There's a brief hesitation, an internal war over this invasion of her superior's privacy... but it's only brief. Gwenaëlle is walking away from her. There are no eyes on her, no one is concerned with what she's doing.
Ness's eyes flash violet, and she slips quietly into Gwenaëlle's thoughts, skimming the surface for anything she can glean.
no subject
It’s easier if she does the writing down so she’s doing it, the same way as she’s so far approached everything to do with Ennaris: not rude, not dismissive, but matter of fact and focused on the work without conversational diversion. Compartmentalising comes much more naturally to her than deceit; it is easy, when presented with a higher priority than her own feelings, to set them aside as a problem for tomorrow.
Or — ideally — never.
It doesn’t mean they aren’t there; it means even less that they aren’t perilously close to the surface.
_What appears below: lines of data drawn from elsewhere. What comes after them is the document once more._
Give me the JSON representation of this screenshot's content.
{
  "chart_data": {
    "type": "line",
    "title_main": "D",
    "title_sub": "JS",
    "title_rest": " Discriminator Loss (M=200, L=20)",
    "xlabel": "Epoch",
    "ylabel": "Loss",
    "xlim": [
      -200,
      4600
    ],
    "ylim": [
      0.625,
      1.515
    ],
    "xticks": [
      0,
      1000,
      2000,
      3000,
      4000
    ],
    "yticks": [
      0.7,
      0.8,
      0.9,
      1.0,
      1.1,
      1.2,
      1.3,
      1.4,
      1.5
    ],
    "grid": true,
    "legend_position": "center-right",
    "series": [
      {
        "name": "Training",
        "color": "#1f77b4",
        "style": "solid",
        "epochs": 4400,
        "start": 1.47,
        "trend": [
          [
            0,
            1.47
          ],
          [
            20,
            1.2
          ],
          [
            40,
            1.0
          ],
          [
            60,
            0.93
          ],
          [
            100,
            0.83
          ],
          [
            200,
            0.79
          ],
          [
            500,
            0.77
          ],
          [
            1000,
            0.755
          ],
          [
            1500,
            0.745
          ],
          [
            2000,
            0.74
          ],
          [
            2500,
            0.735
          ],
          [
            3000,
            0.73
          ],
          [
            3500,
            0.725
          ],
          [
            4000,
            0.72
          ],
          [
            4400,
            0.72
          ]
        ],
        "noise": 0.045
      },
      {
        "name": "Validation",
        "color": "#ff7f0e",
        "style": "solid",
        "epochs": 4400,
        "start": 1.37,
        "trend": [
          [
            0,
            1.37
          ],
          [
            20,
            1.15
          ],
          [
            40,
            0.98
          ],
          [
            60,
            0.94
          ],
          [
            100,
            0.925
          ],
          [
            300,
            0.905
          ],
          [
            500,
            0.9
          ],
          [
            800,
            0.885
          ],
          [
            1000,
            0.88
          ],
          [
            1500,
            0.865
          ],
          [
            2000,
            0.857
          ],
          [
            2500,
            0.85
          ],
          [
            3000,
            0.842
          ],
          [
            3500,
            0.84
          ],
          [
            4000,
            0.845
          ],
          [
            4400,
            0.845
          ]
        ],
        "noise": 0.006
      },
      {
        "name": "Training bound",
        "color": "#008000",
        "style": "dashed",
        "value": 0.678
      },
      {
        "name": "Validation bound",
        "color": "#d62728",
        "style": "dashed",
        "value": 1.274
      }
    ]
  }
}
In this moment, her aggravation with Solas — that particular personal hurt, not separate to the broader betrayals but distinct amongst them — is so entangled with what’s so recently raw that there’s little to be found in leaning up for a casual eavesdrop that isn’t more about Ennaris herself than him.
One more fucking betrayal, one more person she’d seen as on the same side demonstrably unreliable. Another person she loves, careless — that it’s clumsiness, she thinks, and not cruelty, is too bitter swallowed to be of any comfort.
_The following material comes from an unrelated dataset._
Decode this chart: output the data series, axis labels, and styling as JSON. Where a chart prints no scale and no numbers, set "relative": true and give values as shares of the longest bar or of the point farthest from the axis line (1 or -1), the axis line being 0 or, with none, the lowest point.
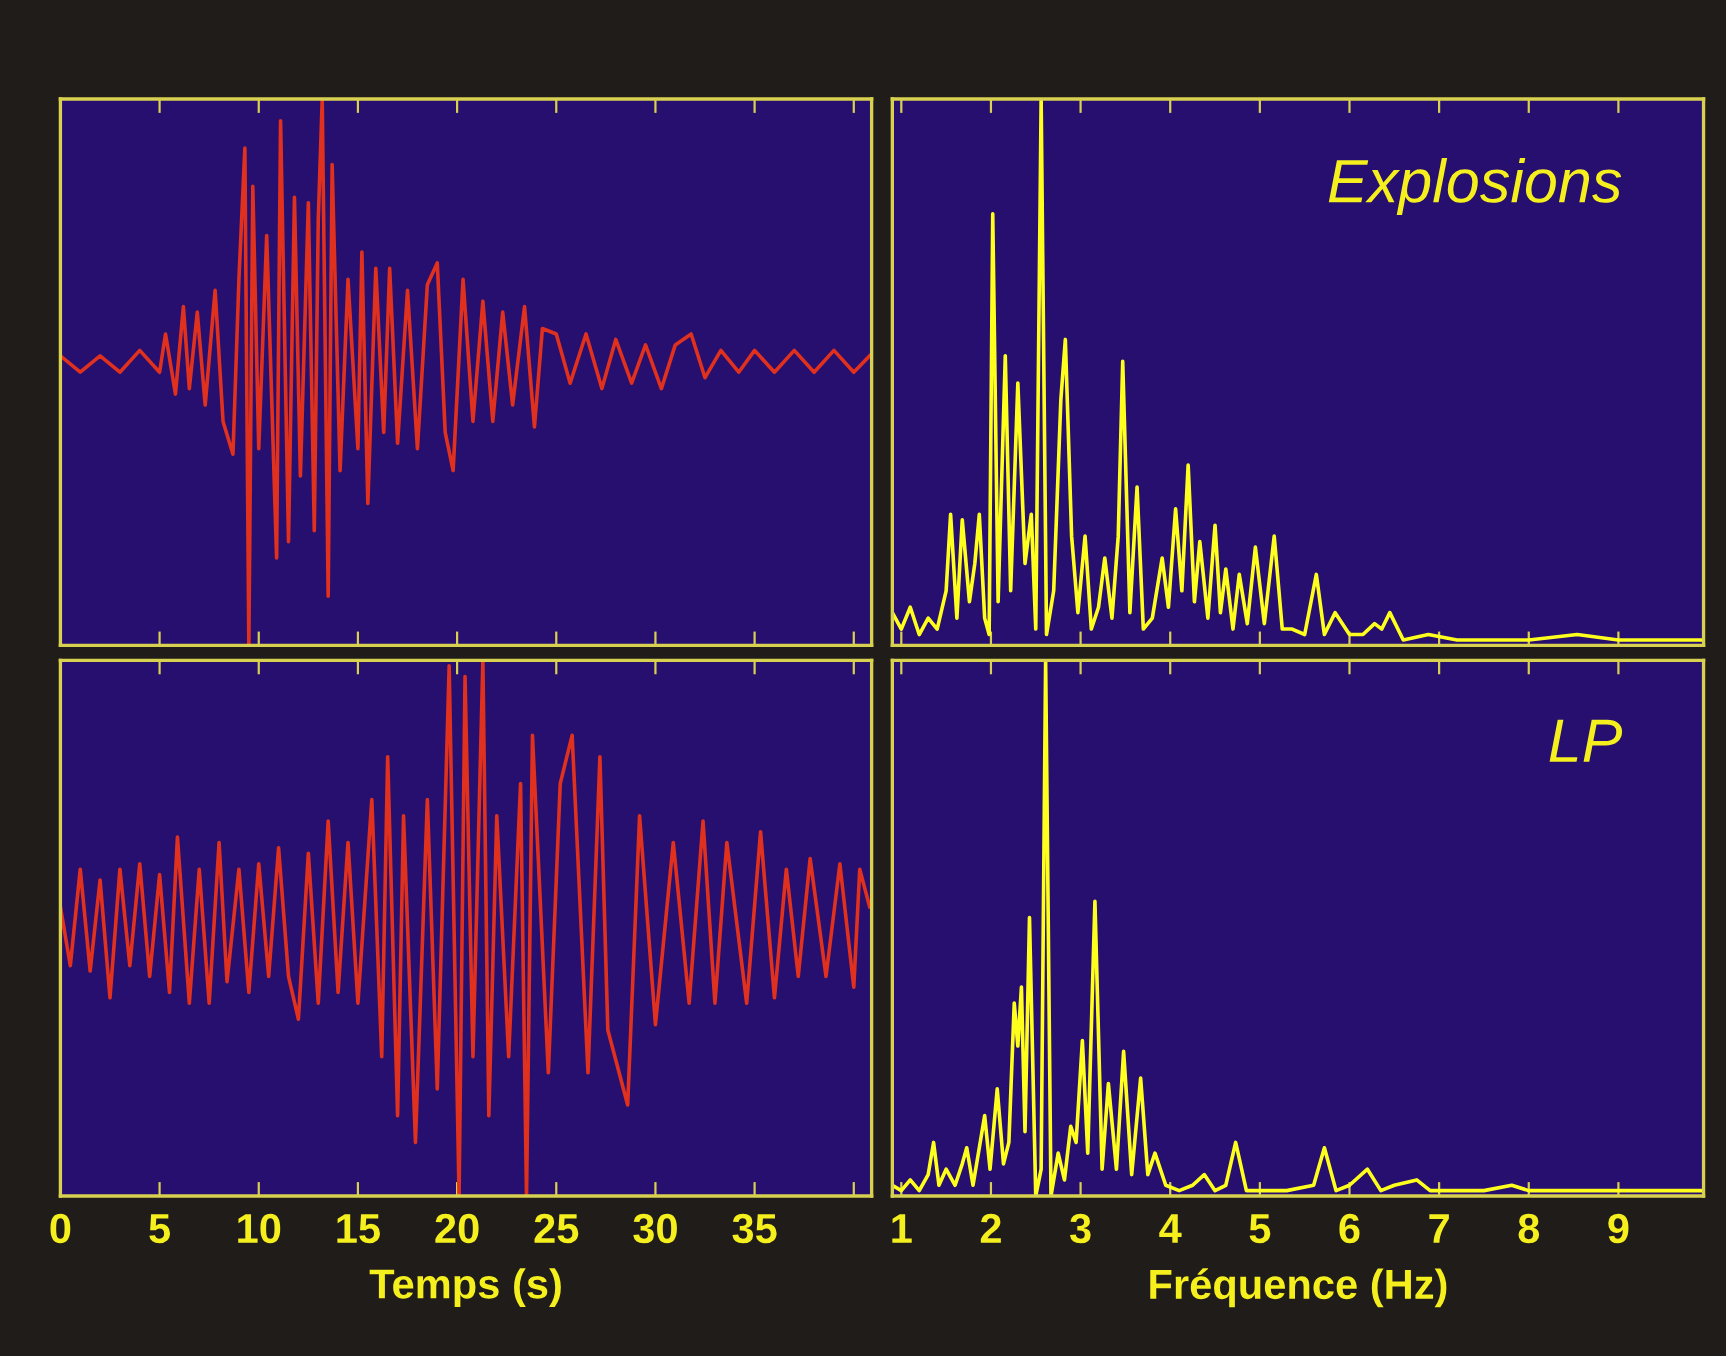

“You did well,” she says, perfunctorily but meaning it, a thing she wouldn’t bother to say except for thinking that it’s true,
the elf’s dying face lingers in her mind’s eye, consequence. Solas had done good work, too; she’d believed Solas had been her friend, too. (Some part of her, barely quashed, runs parallel, a thought of where he spends the winter that carries more absent-minded worry than strategic value.)
There are consequences to being wrong about that. She rolls up the paper in her hand, offering a close-mouthed smile, and it’s a dismissal.
no subject
This is what she gets for invading someone's privacy like this—it's her just comeuppance for going where she hasn't been invited. She retreats from Gwen's mind, unnoticed, feeling about as low as a slug—
and it's only later, curled up to sleep, brooding over the day, that she realizes all those emotions of Gwen's were based in wounded friendship.